SoFi Invest Review 2024 - Is It The Best Investing Platform?
Summary
TLDRIn 2024, Sofi Invest stands out as a favored investment platform offering generous referral bonuses and fee-free active and automated investing. It differentiates itself by not charging management fees, unlike competitors like Wealthfront and Betterment. Key features include the ability to purchase fractional shares and set up recurring investments. Sofi also provides free access to financial advisors and has introduced new features like IPO and options investing, though it has discontinued crypto investing.
Takeaways
- 💰 Sofi offers a generous referral bonus of $50 for depositing $10 or more.
- 📉 The expected value of Sofi's main promotion is only $8, making referral bonuses more attractive.
- 💼 Sofi stands out for having no management fees for its Robo-advisor, unlike Wealthfront and Betterment which charge 0.25% per year.

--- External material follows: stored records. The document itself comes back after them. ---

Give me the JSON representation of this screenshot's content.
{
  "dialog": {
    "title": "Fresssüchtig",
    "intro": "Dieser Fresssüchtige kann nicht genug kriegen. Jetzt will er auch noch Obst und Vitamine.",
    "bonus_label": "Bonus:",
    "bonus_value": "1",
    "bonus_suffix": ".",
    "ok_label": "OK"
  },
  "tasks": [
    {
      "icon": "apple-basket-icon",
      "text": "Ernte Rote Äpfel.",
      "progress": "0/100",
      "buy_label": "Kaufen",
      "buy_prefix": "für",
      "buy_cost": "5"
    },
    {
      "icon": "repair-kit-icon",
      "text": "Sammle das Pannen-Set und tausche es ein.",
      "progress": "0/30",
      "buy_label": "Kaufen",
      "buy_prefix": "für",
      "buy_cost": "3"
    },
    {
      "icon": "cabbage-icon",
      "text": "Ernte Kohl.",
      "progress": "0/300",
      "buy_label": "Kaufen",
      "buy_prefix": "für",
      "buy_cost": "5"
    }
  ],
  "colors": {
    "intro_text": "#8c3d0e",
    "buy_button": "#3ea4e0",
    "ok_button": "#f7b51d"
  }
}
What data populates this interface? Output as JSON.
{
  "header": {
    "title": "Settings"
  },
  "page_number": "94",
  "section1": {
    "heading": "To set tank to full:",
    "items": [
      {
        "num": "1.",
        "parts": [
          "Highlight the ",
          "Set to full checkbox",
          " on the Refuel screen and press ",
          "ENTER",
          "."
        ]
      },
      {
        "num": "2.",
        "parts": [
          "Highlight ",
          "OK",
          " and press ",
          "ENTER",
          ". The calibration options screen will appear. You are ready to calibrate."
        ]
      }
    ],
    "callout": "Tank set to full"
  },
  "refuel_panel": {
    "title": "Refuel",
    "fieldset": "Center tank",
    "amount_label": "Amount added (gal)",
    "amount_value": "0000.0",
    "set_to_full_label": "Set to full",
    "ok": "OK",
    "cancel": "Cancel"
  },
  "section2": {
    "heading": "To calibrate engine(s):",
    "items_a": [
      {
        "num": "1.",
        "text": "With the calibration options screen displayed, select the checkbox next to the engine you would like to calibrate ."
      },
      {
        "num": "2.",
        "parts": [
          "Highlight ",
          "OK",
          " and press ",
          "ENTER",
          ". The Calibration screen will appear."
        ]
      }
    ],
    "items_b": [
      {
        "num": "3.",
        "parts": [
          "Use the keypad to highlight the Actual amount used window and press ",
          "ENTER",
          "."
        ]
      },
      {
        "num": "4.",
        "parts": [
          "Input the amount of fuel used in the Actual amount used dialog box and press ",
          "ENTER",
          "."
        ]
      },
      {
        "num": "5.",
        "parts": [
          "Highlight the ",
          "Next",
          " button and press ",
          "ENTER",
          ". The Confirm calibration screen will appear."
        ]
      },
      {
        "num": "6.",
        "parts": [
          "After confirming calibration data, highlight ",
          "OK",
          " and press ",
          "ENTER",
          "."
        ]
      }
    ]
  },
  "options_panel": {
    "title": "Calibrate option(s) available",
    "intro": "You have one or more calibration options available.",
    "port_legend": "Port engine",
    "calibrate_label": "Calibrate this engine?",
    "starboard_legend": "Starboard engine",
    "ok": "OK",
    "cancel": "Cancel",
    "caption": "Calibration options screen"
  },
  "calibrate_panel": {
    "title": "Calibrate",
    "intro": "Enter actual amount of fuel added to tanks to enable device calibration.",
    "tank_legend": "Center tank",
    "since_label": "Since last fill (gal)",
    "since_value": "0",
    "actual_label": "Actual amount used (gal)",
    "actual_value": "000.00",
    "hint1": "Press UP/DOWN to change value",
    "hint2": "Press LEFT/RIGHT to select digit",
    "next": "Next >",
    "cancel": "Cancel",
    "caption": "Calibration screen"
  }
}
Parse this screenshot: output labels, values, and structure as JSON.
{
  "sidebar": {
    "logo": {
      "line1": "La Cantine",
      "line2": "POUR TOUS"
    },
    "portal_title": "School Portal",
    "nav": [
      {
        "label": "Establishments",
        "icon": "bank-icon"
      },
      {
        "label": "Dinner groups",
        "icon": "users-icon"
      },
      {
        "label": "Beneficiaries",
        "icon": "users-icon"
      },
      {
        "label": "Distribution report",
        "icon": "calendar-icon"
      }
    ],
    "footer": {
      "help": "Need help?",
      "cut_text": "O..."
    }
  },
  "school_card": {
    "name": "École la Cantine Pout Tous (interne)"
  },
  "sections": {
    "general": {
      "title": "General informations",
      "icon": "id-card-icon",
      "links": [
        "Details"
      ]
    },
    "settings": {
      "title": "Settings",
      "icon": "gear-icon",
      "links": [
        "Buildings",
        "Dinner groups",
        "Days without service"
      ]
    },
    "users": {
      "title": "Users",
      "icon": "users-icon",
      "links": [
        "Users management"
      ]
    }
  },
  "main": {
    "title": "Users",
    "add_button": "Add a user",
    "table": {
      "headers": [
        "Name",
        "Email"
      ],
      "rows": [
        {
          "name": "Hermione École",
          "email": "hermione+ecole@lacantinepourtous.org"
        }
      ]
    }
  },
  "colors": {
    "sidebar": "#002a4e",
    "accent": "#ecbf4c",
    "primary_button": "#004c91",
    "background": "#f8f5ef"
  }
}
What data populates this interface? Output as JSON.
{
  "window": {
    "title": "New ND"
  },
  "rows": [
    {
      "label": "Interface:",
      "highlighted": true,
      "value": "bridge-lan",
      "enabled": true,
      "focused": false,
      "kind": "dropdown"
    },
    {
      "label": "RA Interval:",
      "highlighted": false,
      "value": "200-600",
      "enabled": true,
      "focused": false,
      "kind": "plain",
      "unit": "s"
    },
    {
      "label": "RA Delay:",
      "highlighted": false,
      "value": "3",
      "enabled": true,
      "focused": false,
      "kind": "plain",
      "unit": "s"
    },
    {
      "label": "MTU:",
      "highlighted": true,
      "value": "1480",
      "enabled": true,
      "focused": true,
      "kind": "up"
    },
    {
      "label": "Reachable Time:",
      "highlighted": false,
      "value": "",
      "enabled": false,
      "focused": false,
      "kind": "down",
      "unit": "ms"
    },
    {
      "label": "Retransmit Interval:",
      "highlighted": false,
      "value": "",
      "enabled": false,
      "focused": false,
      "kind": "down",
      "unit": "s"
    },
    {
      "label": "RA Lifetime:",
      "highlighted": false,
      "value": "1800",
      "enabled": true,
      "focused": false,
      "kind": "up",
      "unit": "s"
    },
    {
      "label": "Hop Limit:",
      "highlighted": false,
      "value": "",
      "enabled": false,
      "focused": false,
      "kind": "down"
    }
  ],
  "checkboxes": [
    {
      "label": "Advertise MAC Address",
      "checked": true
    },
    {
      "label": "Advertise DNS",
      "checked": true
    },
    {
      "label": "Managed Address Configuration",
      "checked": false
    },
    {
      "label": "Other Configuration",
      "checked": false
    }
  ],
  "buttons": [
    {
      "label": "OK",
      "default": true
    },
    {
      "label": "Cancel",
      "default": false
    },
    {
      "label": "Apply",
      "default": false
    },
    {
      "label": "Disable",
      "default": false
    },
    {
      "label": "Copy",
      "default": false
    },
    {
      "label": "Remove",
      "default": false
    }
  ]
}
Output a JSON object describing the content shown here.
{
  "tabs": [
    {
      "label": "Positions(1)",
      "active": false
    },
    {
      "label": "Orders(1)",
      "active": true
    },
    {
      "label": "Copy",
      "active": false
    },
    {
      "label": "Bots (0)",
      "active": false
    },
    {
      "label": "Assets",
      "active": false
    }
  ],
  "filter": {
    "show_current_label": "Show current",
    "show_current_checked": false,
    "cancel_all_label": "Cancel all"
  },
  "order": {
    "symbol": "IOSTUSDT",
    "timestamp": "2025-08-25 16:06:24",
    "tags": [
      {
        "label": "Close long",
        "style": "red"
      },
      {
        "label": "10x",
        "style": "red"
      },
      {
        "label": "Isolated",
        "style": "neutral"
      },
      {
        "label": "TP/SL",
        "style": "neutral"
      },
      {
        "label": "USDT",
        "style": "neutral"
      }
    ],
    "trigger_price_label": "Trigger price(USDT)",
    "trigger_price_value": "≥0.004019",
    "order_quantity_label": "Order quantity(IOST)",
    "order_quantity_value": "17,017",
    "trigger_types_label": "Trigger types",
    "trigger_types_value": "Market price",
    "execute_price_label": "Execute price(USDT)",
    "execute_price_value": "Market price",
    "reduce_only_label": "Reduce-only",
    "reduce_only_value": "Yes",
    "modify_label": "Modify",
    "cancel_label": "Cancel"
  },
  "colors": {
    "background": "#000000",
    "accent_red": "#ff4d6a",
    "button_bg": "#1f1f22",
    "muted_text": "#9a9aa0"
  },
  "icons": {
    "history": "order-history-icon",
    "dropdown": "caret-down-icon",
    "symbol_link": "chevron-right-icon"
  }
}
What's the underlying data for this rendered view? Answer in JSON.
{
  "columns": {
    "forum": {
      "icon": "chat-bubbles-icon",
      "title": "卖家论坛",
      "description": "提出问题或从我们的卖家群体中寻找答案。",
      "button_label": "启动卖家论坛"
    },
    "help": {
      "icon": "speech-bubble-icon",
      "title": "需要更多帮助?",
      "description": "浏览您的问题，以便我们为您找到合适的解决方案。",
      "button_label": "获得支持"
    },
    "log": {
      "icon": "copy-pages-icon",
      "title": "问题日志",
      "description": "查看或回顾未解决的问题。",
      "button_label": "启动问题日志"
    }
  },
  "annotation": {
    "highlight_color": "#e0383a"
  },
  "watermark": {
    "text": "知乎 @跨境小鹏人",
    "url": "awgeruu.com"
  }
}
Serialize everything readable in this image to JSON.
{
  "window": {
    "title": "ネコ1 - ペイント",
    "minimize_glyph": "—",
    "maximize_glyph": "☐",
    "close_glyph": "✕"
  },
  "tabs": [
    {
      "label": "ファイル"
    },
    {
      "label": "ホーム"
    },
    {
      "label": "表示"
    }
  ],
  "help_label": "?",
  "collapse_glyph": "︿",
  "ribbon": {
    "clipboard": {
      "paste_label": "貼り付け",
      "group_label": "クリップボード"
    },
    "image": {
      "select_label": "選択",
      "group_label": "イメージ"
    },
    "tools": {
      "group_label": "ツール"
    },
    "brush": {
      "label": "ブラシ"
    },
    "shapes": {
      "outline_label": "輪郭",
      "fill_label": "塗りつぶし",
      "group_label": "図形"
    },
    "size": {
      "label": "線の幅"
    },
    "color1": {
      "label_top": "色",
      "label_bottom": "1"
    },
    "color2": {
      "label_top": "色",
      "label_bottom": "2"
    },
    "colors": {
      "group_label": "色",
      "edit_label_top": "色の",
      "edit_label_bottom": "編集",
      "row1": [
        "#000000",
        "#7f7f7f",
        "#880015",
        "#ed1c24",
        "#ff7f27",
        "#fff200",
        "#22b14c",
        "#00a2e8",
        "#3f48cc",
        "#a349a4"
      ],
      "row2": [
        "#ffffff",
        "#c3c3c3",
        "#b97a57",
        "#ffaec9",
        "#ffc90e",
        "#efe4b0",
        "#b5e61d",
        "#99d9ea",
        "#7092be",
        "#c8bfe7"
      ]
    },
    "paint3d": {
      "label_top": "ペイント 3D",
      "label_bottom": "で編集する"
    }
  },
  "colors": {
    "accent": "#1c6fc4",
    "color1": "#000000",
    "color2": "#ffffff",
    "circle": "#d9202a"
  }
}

- 🔄 Sofi allows active and automated investing, providing flexibility for different investment strategies.
- 💡 The platform supports fractional shares, enabling investment in high-priced stocks and ETFs with as little as $5.
- 🔄 Sofi facilitates recurring investments, which is ideal for those who prefer regular, automated investing.
- 📊 The platform provides detailed analytics for ETFs, including current price, average cost per share, unrealized gain, and dividends received.
- 📈 Investors can set up recurring investments in specific ETFs, like SCD, with ease.
- 🆓 Sofi provides free access to a financial advisor, a service that many other firms charge for.
- 🚫 Sofi has discontinued crypto investing as of December 20th, 2023.
- 📈 New features include the ability to invest in IPOs and options, catering to more advanced investors.
Q & A
What is the referral bonus offered by Sofi Invest in 2024?
-Sofi Invest offers a referral bonus of $50 to invest when you deposit $10 or more into your account using a referral link.
What is the maximum referral bonus one can earn with Sofi Invest without using a referral link?
-Without using a referral link, the maximum referral bonus one can earn is up to $11,000, but the expected value is just $8 based on the odds provided.
What are the two fee-free ways to invest with Sofi Invest?
-The two fee-free ways to invest with Sofi Invest are active investing and automated investing.
How does Sofi Invest's Robo advisor compare to competitors like Wealthfront and Betterment in terms of fees?
-Sofi Invest's Robo advisor does not charge any management fee, whereas Wealthfront and Betterment both charge a fee of 0.25% per year.
What account types can be opened with Sofi Invest?
-With Sofi Invest, you can open a taxable brokerage account, traditional IRA, Roth IRA, or a SEP IRA account.
Why is the ability to purchase fractional shares important for the user?
-The ability to purchase fractional shares is important because it allows the user to invest as little as $5 per stock or ETF, even if they don't have enough to buy an entire share.
What recurring investment example does the user provide in the script?
-The user provides an example of investing $5 per week in the ETF SCD, which invests in stocks that pay high dividends.
What additional information is provided when analyzing an ETF on Sofi Invest?
-When analyzing an ETF, additional information includes the 52-week high and low, market cap, dividend yield, volume, P/E ratio, 30-day SEC yield, and expense ratio.
What is the one feature the user would like to see added to the ETF analysis section on Sofi Invest?
-The user would like to see the total return, including the dividends received, as it is currently missing from the unrealized gain calculation.
What new feature has Sofi Invest added that allows users to participate in IPOs?
-Sofi Invest has added the ability for users to invest in IPOs, allowing them to buy initial shares when a private company goes public on a stock exchange.
What is the significance of the margin requirements feature on Sofi Invest?
-The margin requirements feature on Sofi Invest allows users to invest on margin, meaning Sofi will loan them money on top of their own to invest, but this is riskier as they must pay back the loan even if the stock price goes down.